Software Engineer · Teacher · Author · Vegan

Mocking Services in Ember Acceptance Tests

Last reviewed on January 19, 2020

Sometimes it can be useful to mock dependencies in acceptance tests in Ember. This isn’t something I do frequently, as I like my acceptance tests to be as high level as possible and not know too many implementation details. Nevertheless, there are some situations where I find it useful. One example is when my application uses window.confirm which is blocking and can’t be interacted with from an acceptance test via the click test helper.

window.confirm can be useful for when we want the user to confirm leaving a page without saving their changes. We might have a route like the following:

// app/routes/settings.js
import Route from '@ember/routing/route';
import { action } from '@ember/object';

export default class SettingsRoute extends Route {
  @action
  willTransition(transition) {
    if (this.get('controller.model.hasDirtyAttributes')) {
      let confirmation = window.confirm(
        'Are you sure you want to leave without saving your changes?'
      );

      if (!confirmation) {
        transition.abort();
      }
    }
  }
}

One way to mock window.confirm is to override it in our test. This can easily be done with Sinon:

// tests/acceptance/settings-test.js
import { module, test } from 'qunit';
import { visit, click, fillIn, currentURL } from '@ember/test-helpers';
import { setupApplicationTest } from 'ember-qunit';
import sinon from 'sinon';

module('Acceptance | settings', function(hooks) {
  setupApplicationTest(hooks);

  test('the route does not change when the user cancels the confirmation', async function(assert) {
    sinon.stub(window, 'confirm').returns(false);

    await visit('/settings');
    await fillIn('[data-test-email-input]', '[email protected]'); // make the form dirty
    await click('[data-test-contact-page-link]');

    assert.equal(currentURL(), '/settings');
    window.confirm.restore();
  });
});

The main issue with this is that a simple code style change can break our test. For example, say we later on destructured window.confirm in our route:

// app/routes/settings.js
import Route from '@ember/routing/route';
import { action } from '@ember/object';

const { confirm } = window;

export default class SettingsRoute extends Route {
  @action
  willTransition(transition) {
    if (this.get('controller.model.hasDirtyAttributes')) {
      let confirmation = confirm(
        'Are you sure you want to leave without saving your changes?'
      );

      if (!confirmation) {
        transition.abort();
      }
    }
  }
}

When our acceptance tests run, window.confirm will first get stubbed followed by the route’s file getting resolved, which only happens once. Now the confirm function will always point to the first stub through the closure that is created for the route module. This will cause subsequent tests to break that depend on how the stub behaves.
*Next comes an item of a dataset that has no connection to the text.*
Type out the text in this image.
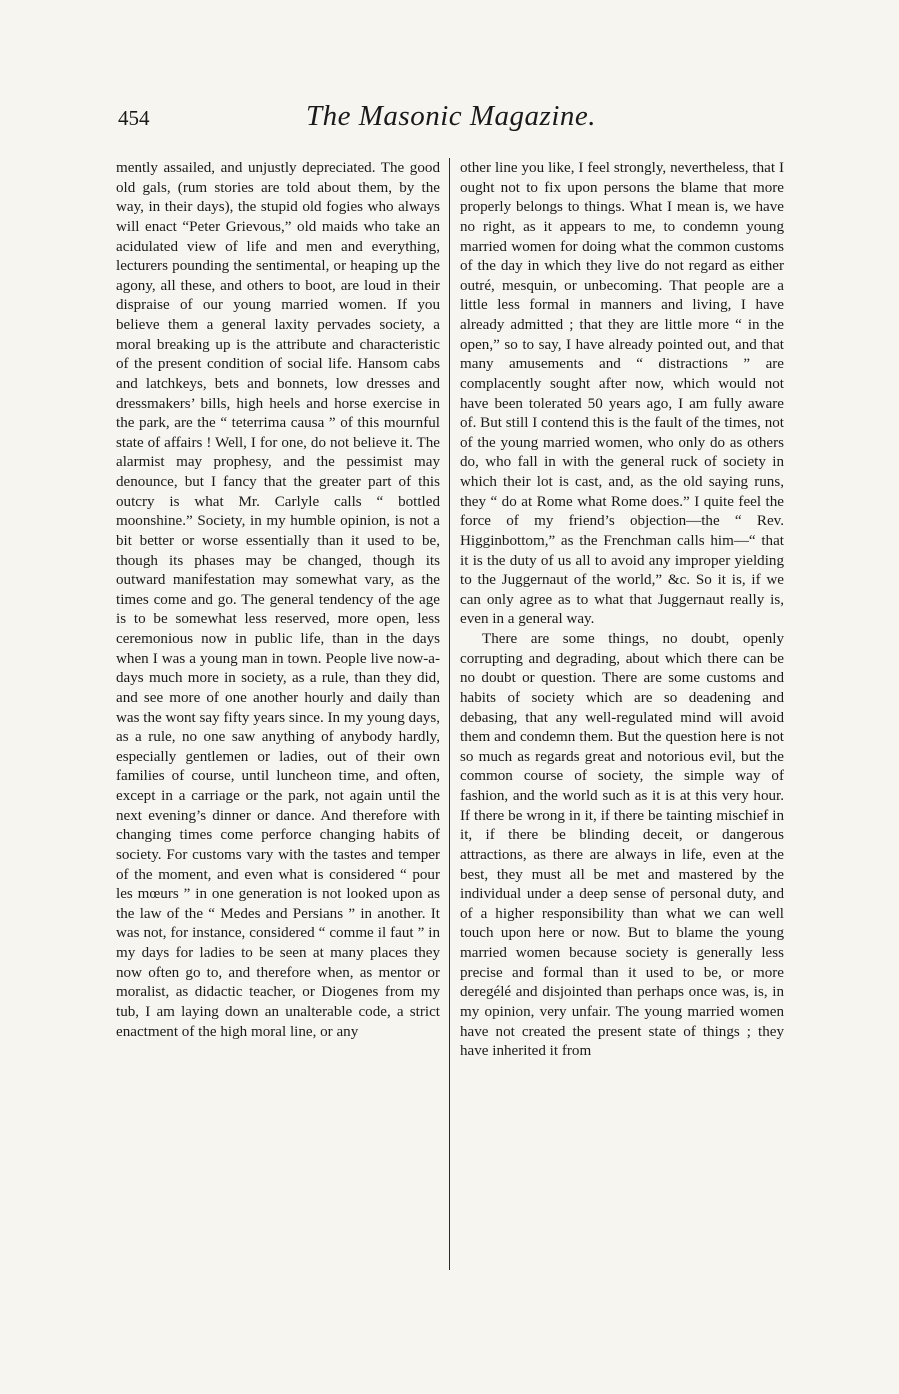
454	The Masonic Magazine.

mently assailed, and unjustly depreciated. The good old gals, (rum stories are told about them, by the way, in their days), the stupid old fogies who always will enact “Peter Grievous,” old maids who take an acidulated view of life and men and everything, lecturers pounding the sentimental, or heaping up the agony, all these, and others to boot, are loud in their dispraise of our young married women. If you believe them a general laxity pervades society, a moral breaking up is the attribute and characteristic of the present condition of social life. Hansom cabs and latchkeys, bets and bonnets, low dresses and dressmakers’ bills, high heels and horse exercise in the park, are the “ teterrima causa ” of this mournful state of affairs ! Well, I for one, do not believe it. The alarmist may prophesy, and the pessimist may denounce, but I fancy that the greater part of this outcry is what Mr. Carlyle calls “ bottled moonshine.” Society, in my humble opinion, is not a bit better or worse essentially than it used to be, though its phases may be changed, though its outward manifestation may somewhat vary, as the times come and go. The general tendency of the age is to be somewhat less reserved, more open, less ceremonious now in public life, than in the days when I was a young man in town. People live now-a-days much more in society, as a rule, than they did, and see more of one another hourly and daily than was the wont say fifty years since. In my young days, as a rule, no one saw anything of anybody hardly, especially gentlemen or ladies, out of their own families of course, until luncheon time, and often, except in a carriage or the park, not again until the next evening’s dinner or dance. And therefore with changing times come perforce changing habits of society. For customs vary with the tastes and temper of the moment, and even what is considered “ pour les mœurs ” in one generation is not looked upon as the law of the “ Medes and Persians ” in another. It was not, for instance, considered “ comme il faut ” in my days for ladies to be seen at many places they now often go to, and therefore when, as mentor or moralist, as didactic teacher, or Diogenes from my tub, I am laying down an unalterable code, a strict enactment of the high moral line, or any

other line you like, I feel strongly, nevertheless, that I ought not to fix upon persons the blame that more properly belongs to things. What I mean is, we have no right, as it appears to me, to condemn young married women for doing what the common customs of the day in which they live do not regard as either outré, mesquin, or unbecoming. That people are a little less formal in manners and living, I have already admitted ; that they are little more “ in the open,” so to say, I have already pointed out, and that many amusements and “ distractions ” are complacently sought after now, which would not have been tolerated 50 years ago, I am fully aware of. But still I contend this is the fault of the times, not of the young married women, who only do as others do, who fall in with the general ruck of society in which their lot is cast, and, as the old saying runs, they “ do at Rome what Rome does.” I quite feel the force of my friend’s objection—the “ Rev. Higginbottom,” as the Frenchman calls him—“ that it is the duty of us all to avoid any improper yielding to the Juggernaut of the world,” &c. So it is, if we can only agree as to what that Juggernaut really is, even in a general way.

There are some things, no doubt, openly corrupting and degrading, about which there can be no doubt or question. There are some customs and habits of society which are so deadening and debasing, that any well-regulated mind will avoid them and condemn them. But the question here is not so much as regards great and notorious evil, but the common course of society, the simple way of fashion, and the world such as it is at this very hour. If there be wrong in it, if there be tainting mischief in it, if there be blinding deceit, or dangerous attractions, as there are always in life, even at the best, they must all be met and mastered by the individual under a deep sense of personal duty, and of a higher responsibility than what we can well touch upon here or now. But to blame the young married women because society is generally less precise and formal than it used to be, or more deregélé and disjointed than perhaps once was, is, in my opinion, very unfair. The young married women have not created the present state of things ; they have inherited it from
Instead, we can create a service called window:

// app/services/window.js
import Service from '@ember/service';

export default class WindowService extends Service {
  confirm(message) {
    return window.confirm(message);
  }
}

Then we can inject our window service into our route:

// app/routes/settings.js
import Route from '@ember/routing/route';
import { action } from '@ember/object';
import { inject as service } from '@ember/service';

export default class SettingsRoute extends Route {
  @service window;

  @action
  willTransition(transition) {
    if (this.get('controller.model.hasDirtyAttributes')) {
      let confirmation = this.window.confirm(
        'Are you sure you want to leave without saving your changes?'
      );

      if (!confirmation) {
        transition.abort();
      }
    }
  }
}

In our acceptance test, we can mock out our window service with this.owner.register:

// tests/acceptance/settings-test.js
import { module, test } from 'qunit';
import { visit, click, fillIn, currentURL } from '@ember/test-helpers';
import { setupApplicationTest } from 'ember-qunit';
import Service from '@ember/service';

module('Acceptance | settings', function(hooks) {
  setupApplicationTest(hooks);

  test('the route does not change when the user cancels the confirmation', async function(assert) {
    this.owner.register('service:window', class MockService extends Service {
      confirm() {
        return false;
      }
    });

    await visit('/settings');
    await fillIn('[data-test-email-input]', '[email protected]'); // make the form dirty
    await click('[data-test-contact-page-link]');

    assert.equal(currentURL(), '/settings');
  });
});

Check out the documentation for ApplicationInstance to learn more about this.owner.

This example shows how we can mock out a window method without any libraries. There is an addon however that can help with mocking window called ember-window-mock.

Disclaimer: Any viewpoints and opinions expressed in this article are those of David Tang and do not reflect those of my employer or any of my colleagues.